Bölüm 19 Buraya İyi İnsanlar Gelmez, Gelenler de İyi Değildir (1)

Bölüm 19: Buraya İyi İnsanlar Gelmez, Gelenler de İyi Değildir (1)

Jin Mu-Won, Lofty Sky Malikânesi’nin yenilenmiş, yepyeni iç mekânına bakarken ağzı açık kaldı. Kuzey Ordusu’nun düşüşünden sonra burası tamamen terk edilmişti. Binanın büyük bir kısmı yıkılmış ve içeriye girişler kapatılmıştı.

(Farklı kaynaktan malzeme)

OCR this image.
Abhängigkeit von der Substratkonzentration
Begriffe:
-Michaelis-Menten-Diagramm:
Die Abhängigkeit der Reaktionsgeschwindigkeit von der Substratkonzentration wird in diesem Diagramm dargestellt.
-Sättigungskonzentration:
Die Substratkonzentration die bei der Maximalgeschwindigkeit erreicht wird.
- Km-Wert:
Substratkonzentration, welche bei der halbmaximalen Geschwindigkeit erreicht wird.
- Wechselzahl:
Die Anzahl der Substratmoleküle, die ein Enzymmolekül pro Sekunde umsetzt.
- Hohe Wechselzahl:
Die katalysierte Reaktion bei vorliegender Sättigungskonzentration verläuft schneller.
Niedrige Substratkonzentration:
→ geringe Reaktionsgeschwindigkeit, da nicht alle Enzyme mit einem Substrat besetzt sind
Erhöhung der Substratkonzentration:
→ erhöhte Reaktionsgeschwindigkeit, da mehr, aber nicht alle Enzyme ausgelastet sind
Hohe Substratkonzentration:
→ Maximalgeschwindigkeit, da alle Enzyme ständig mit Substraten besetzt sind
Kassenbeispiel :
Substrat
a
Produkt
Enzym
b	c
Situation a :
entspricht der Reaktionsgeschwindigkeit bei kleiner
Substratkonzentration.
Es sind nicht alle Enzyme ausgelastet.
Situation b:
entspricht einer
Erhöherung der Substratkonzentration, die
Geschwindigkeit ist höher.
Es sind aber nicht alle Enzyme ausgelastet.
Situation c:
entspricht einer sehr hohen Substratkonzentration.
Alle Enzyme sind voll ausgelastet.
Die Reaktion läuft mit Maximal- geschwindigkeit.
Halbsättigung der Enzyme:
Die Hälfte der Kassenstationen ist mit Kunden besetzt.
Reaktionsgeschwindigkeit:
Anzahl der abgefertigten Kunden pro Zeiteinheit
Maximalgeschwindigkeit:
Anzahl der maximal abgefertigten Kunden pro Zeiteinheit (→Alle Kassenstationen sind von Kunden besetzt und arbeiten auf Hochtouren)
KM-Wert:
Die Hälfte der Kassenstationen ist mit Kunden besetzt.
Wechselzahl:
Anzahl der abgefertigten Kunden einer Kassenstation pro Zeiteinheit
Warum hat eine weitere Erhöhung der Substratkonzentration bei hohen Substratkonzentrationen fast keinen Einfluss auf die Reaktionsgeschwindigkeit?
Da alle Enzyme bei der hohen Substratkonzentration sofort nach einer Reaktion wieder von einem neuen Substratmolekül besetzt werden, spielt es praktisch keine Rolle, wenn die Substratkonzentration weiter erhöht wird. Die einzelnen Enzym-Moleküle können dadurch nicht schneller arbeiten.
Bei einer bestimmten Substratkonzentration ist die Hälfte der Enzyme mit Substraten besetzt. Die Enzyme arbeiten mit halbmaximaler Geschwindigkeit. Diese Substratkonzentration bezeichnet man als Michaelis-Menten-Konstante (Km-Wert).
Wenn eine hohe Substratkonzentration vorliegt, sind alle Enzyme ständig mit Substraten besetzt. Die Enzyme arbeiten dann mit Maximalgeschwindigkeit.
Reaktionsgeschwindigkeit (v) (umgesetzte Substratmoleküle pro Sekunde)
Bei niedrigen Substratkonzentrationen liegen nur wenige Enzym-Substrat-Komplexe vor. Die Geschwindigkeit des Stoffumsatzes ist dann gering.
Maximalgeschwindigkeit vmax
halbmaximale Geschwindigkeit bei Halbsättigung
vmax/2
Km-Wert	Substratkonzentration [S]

Onları şahsen gözlemlememişti ama Jang Pae-San ve uşaklarının tadilat için son derece sıkı çalıştıklarını söyleyebilirdi.
Jin Mu-Won ve Eun Han-Seol malikâneye girdiklerinde, hizmetçi olduğu anlaşılan bir adam tarafından karşılandılar.
“Sizin Lord Jin olduğunuzu varsaymakta haksız mıyım?”
“Evet.”
“Ziyafet üçüncü katta. Lütfen beni takip edin.”
Hizmetçi onları merdivenlerden yukarı çıkardı.
Bu adamlar böylesine uzun ve zorlu bir yolculukta yanlarında gerçekten de hizmetkârlarını mı getirmişlerdi?
Jin Mu-Won muhafızın yanı sıra, hizmetçi gibi giyinmiş bir düzineden fazla kişinin malikâneyi temizlemek ve dekore etmekle meşgul olduğunu gördü.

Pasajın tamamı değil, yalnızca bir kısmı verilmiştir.